Et ils ont peur d’une petite araignée de rien du tout… ?
Ce n’est pas le mariage civil que les militants pour le « mariage pour tous », qui n’ont que le mot « reconnaissance de l’amour » en bouche, demandent : c’est un mariage religieux athée, en réalité. Car dans le mariage civil ne figure pas une seule fois le mot « amour » ; il n’y a que l’Église qui pose la liberté, la différence des sexes, la filiation biologique et aimante, comme conditions du mariage. Si les couples homosexuels sont vraiment logiques avec leur demande, ce n’est ni vers la Justice ni l’État qu’ils doivent se diriger, mais uniquement vers l’Église. Et comme ils La rejettent et ne remplissent pas ses clauses, leur demande du mariage n’a plus lieu d’être.

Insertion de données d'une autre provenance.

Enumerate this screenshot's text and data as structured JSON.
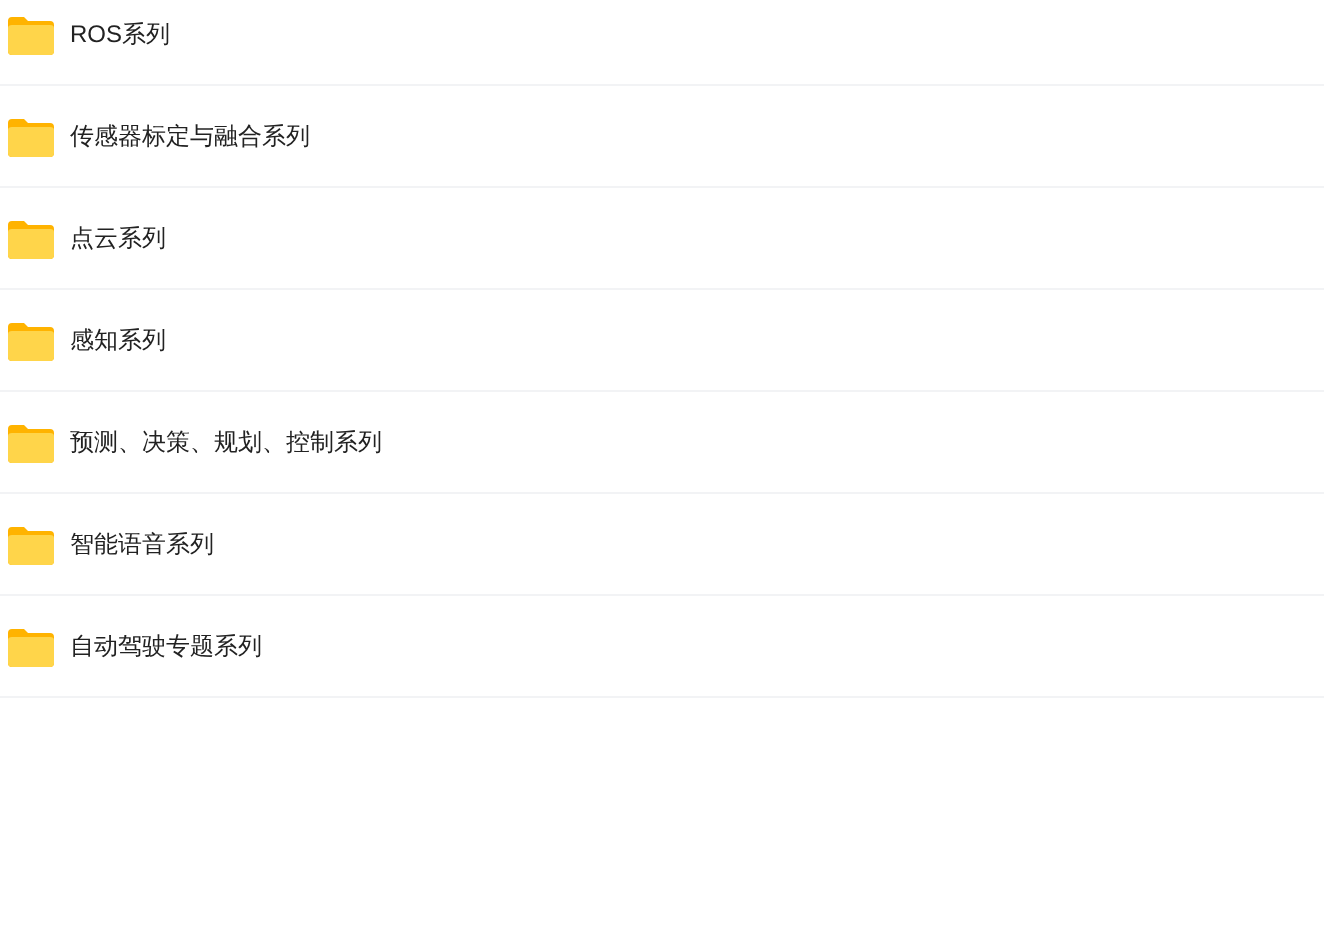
{
  "folders": [
    {
      "name": "ROS系列"
    },
    {
      "name": "传感器标定与融合系列"
    },
    {
      "name": "点云系列"
    },
    {
      "name": "感知系列"
    },
    {
      "name": "预测、决策、规划、控制系列"
    },
    {
      "name": "智能语音系列"
    },
    {
      "name": "自动驾驶专题系列"
    }
  ]
}
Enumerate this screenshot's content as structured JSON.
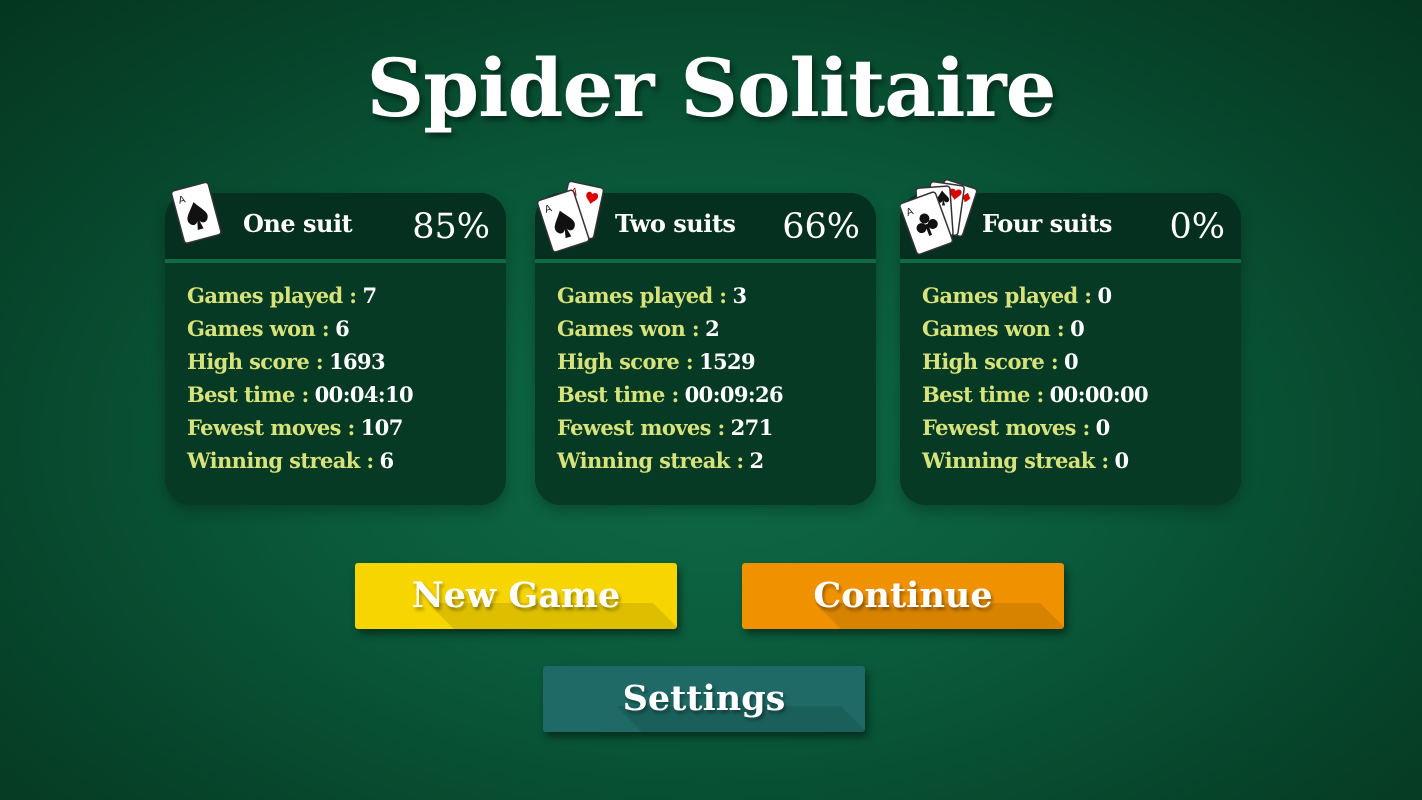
{
  "title": "Spider Solitaire",
  "panels": [
    {
      "name": "One suit",
      "percent": "85%",
      "icon": "ace-of-spades-card-icon",
      "stats": [
        {
          "label": "Games played :",
          "value": "7"
        },
        {
          "label": "Games won :",
          "value": "6"
        },
        {
          "label": "High score :",
          "value": "1693"
        },
        {
          "label": "Best time :",
          "value": "00:04:10"
        },
        {
          "label": "Fewest moves :",
          "value": "107"
        },
        {
          "label": "Winning streak :",
          "value": "6"
        }
      ]
    },
    {
      "name": "Two suits",
      "percent": "66%",
      "icon": "two-ace-cards-icon",
      "stats": [
        {
          "label": "Games played :",
          "value": "3"
        },
        {
          "label": "Games won :",
          "value": "2"
        },
        {
          "label": "High score :",
          "value": "1529"
        },
        {
          "label": "Best time :",
          "value": "00:09:26"
        },
        {
          "label": "Fewest moves :",
          "value": "271"
        },
        {
          "label": "Winning streak :",
          "value": "2"
        }
      ]
    },
    {
      "name": "Four suits",
      "percent": "0%",
      "icon": "four-ace-cards-icon",
      "stats": [
        {
          "label": "Games played :",
          "value": "0"
        },
        {
          "label": "Games won :",
          "value": "0"
        },
        {
          "label": "High score :",
          "value": "0"
        },
        {
          "label": "Best time :",
          "value": "00:00:00"
        },
        {
          "label": "Fewest moves :",
          "value": "0"
        },
        {
          "label": "Winning streak :",
          "value": "0"
        }
      ]
    }
  ],
  "buttons": {
    "new_game": "New Game",
    "continue": "Continue",
    "settings": "Settings"
  },
  "card_rank": "A",
  "colors": {
    "background": "#0a5a3b",
    "panel": "#063a25",
    "label": "#d7e27a",
    "new_game": "#f7d500",
    "continue": "#f09200",
    "settings": "#1f6a66"
  }
}
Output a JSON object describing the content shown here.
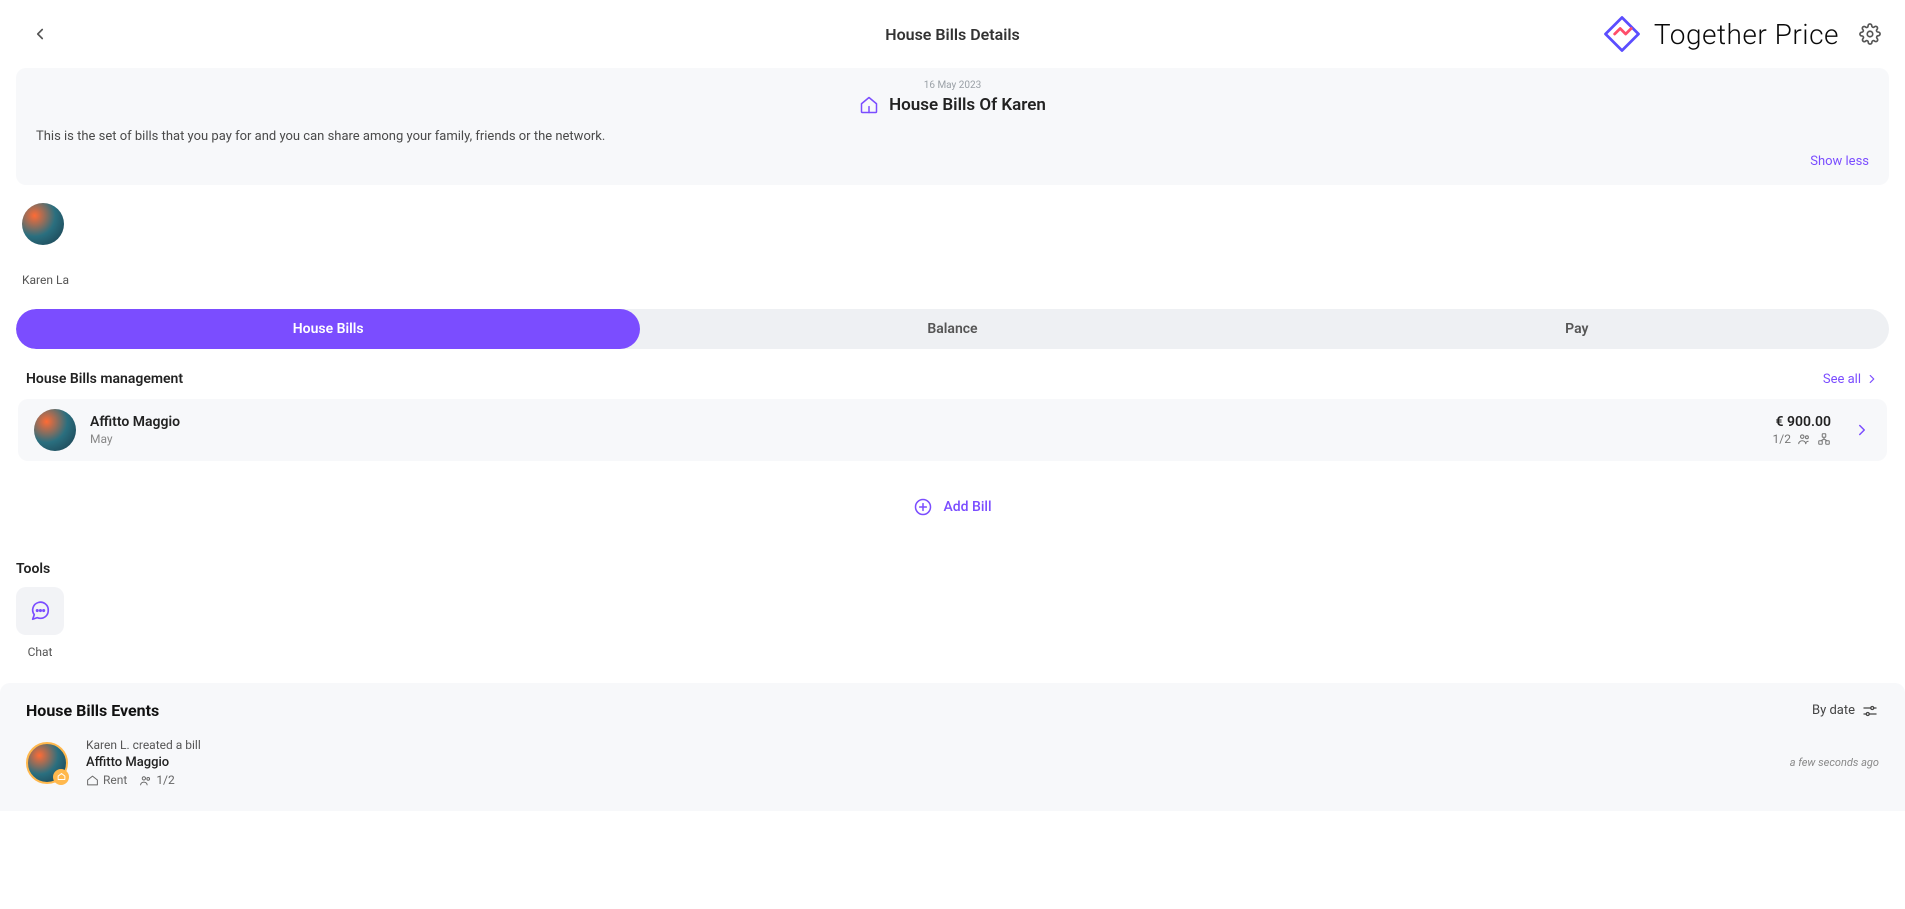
{
  "header": {
    "title": "House Bills Details",
    "brand": "Together Price"
  },
  "info": {
    "date": "16 May 2023",
    "title": "House Bills Of Karen",
    "description": "This is the set of bills that you pay for and you can share among your family, friends or the network.",
    "show_less": "Show less"
  },
  "owner": {
    "name": "Karen La"
  },
  "tabs": [
    {
      "label": "House Bills",
      "active": true
    },
    {
      "label": "Balance",
      "active": false
    },
    {
      "label": "Pay",
      "active": false
    }
  ],
  "management": {
    "title": "House Bills management",
    "see_all": "See all"
  },
  "bills": [
    {
      "title": "Affitto Maggio",
      "month": "May",
      "amount": "€ 900.00",
      "ratio": "1/2"
    }
  ],
  "add_bill": "Add Bill",
  "tools": {
    "title": "Tools",
    "items": [
      {
        "label": "Chat"
      }
    ]
  },
  "events": {
    "title": "House Bills Events",
    "sort_label": "By date",
    "items": [
      {
        "line1": "Karen L. created a bill",
        "line2": "Affitto Maggio",
        "category": "Rent",
        "ratio": "1/2",
        "time": "a few seconds ago"
      }
    ]
  },
  "colors": {
    "accent": "#7b4dff"
  }
}
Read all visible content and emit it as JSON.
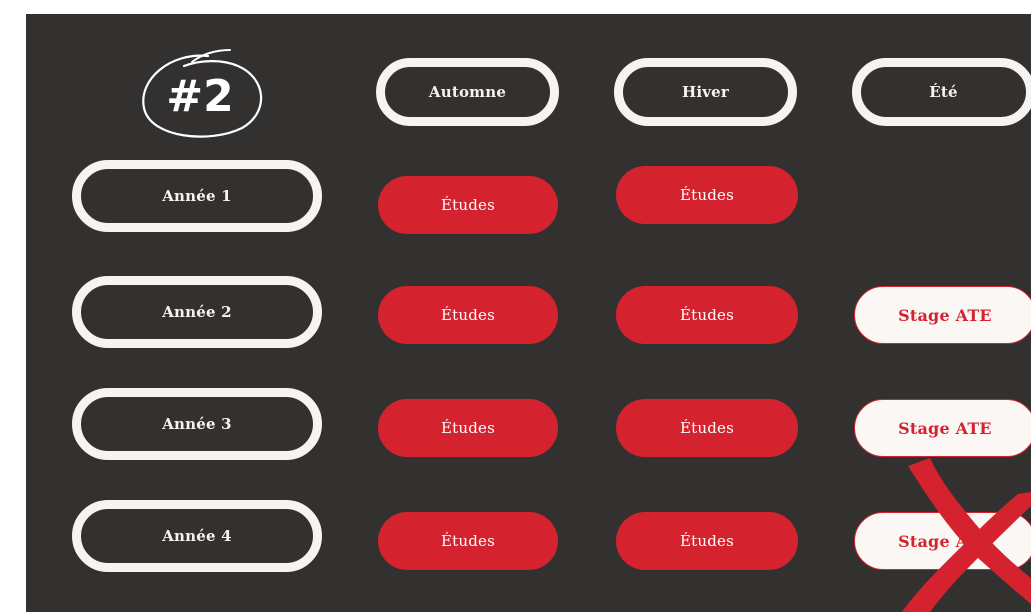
{
  "badge": {
    "label": "#2"
  },
  "seasons": [
    "Automne",
    "Hiver",
    "Été"
  ],
  "years": [
    {
      "label": "Année 1",
      "automne": "Études",
      "hiver": "Études",
      "ete": ""
    },
    {
      "label": "Année 2",
      "automne": "Études",
      "hiver": "Études",
      "ete": "Stage ATE"
    },
    {
      "label": "Année 3",
      "automne": "Études",
      "hiver": "Études",
      "ete": "Stage ATE"
    },
    {
      "label": "Année 4",
      "automne": "Études",
      "hiver": "Études",
      "ete": "Stage ATE",
      "ete_crossed_out": true
    }
  ],
  "colors": {
    "background": "#333030",
    "outline": "#f6f3f0",
    "study_fill": "#d4232e",
    "internship_fill": "#fbf7f4",
    "internship_text": "#d4232e",
    "cross": "#d4232e"
  }
}
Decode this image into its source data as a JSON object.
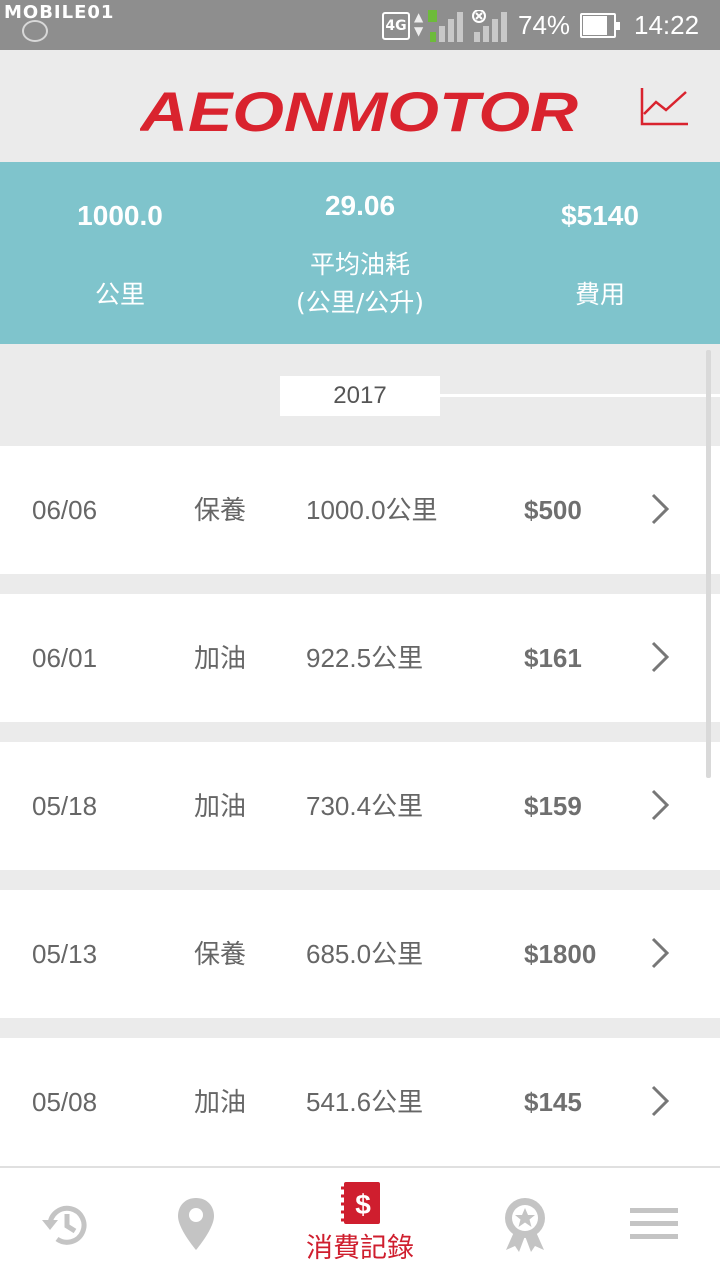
{
  "status_bar": {
    "watermark": "MOBILE01",
    "network": "4G",
    "battery_pct": "74%",
    "battery_level": 0.74,
    "time": "14:22"
  },
  "header": {
    "logo": "AEONMOTOR",
    "brand_color": "#d9232e"
  },
  "summary": {
    "distance_value": "1000.0",
    "distance_label": "公里",
    "avg_value": "29.06",
    "avg_label_line1": "平均油耗",
    "avg_label_line2": "(公里/公升)",
    "cost_value": "$5140",
    "cost_label": "費用"
  },
  "year": "2017",
  "records": [
    {
      "date": "06/06",
      "type": "保養",
      "km": "1000.0公里",
      "cost": "$500"
    },
    {
      "date": "06/01",
      "type": "加油",
      "km": "922.5公里",
      "cost": "$161"
    },
    {
      "date": "05/18",
      "type": "加油",
      "km": "730.4公里",
      "cost": "$159"
    },
    {
      "date": "05/13",
      "type": "保養",
      "km": "685.0公里",
      "cost": "$1800"
    },
    {
      "date": "05/08",
      "type": "加油",
      "km": "541.6公里",
      "cost": "$145"
    }
  ],
  "nav": {
    "active_label": "消費記錄",
    "items": [
      "history-icon",
      "location-pin-icon",
      "expense-record-icon",
      "award-badge-icon",
      "menu-icon"
    ],
    "active_color": "#cf1e2e",
    "inactive_color": "#c4c4c4"
  }
}
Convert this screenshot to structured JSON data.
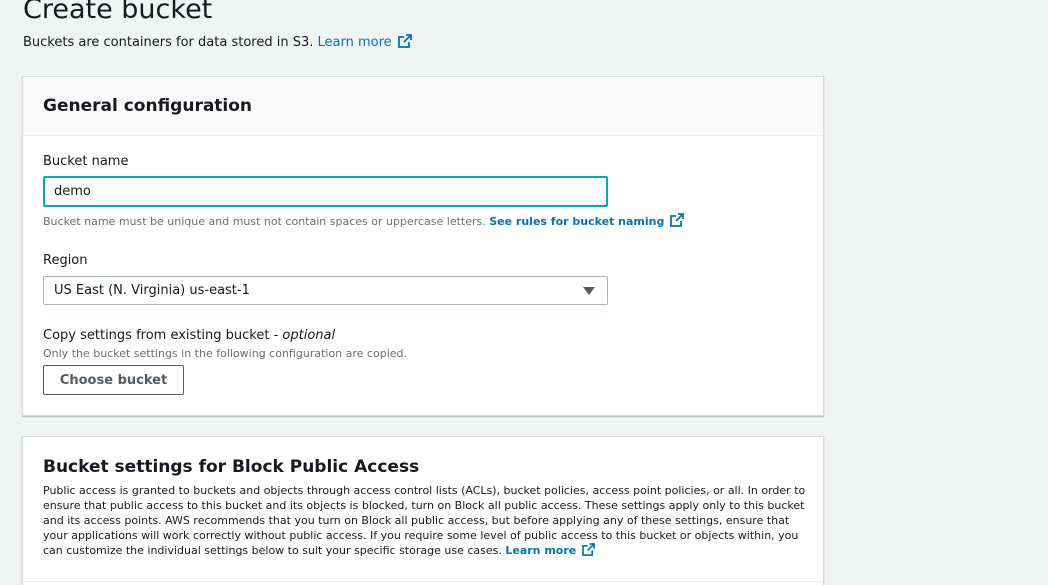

Ayant étudié de manière fouillée et approfondie les nombreux liens non-causaux entre homosexualité et inceste, ou bien entre homosexualité et multi-partenariat/adultère/infidélité (cf. mon « Dictionnaire des Codes homosexuels »), je suis scandalisé par le mauvais accueil social qui a été réservé récemment au Cardinal Barbarin. Manipulés par certains médias, un grand nombre de gens (homosexuels, certes, mais aussi beaucoup d’individus « gay friendly » et de Messieurs Tout-le-monde) se sont indignés que Monseigneur ait osé dénoncer explicitement quelques-unes des violences que cache, illustre et annonce concrètement la pratique et la justification du désir homosexuel. Ils n’y connaissent rien à l’homosexualité, ne savent pas de quoi ils parlent, s’improvisent défenseurs de leurs brebis immaculées homosexuelles (sans reconnaître pour autant les drames et les réalités qu’elles vivent vraiment, sans s’intéresser à elles), s’offusquent de simplement entendre qu’il puisse y avoir une relation entre homosexualité et violence, entre homosexualité et souffrance. Et l’un des seuls à mettre les pieds dans le plat pour dénoncer à juste titre leur hypocrisie (ignorante d’elle-même), ils se permettent de le faire passer pour le Grand Méchant Loup?!? Alors que ce sont eux, les Méchants Loups déguisés en grand-mère compatissante !!! On nage en plein délire ! Si un jour j’ai la chance que Monseigneur Barbarin lise ces lignes, j’ai envie de lui demander pardon pour la bêtise et la violence de mes frangins (très barbares, hein?), de l’encourager à poursuivre son combat pour la Vérité et la défense lucide des plus fragiles de notre société, de lui dire bravo pour avoir nommé les choses (…avant que ce ne soit les pierres qui le fassent). Il n’a pas à avoir honte de ce qu’il a dit. Je n’ai vu aucun dérapage. L’Amour, ce n’est ni mou ni cucul. On peut très bien être dans l’Amour vrai par la dénonciation de certains désirs et de certains actes, et par la crainte justifiée de leurs conséquences. Il y a des peurs saintes : elles s’appellent la crainte.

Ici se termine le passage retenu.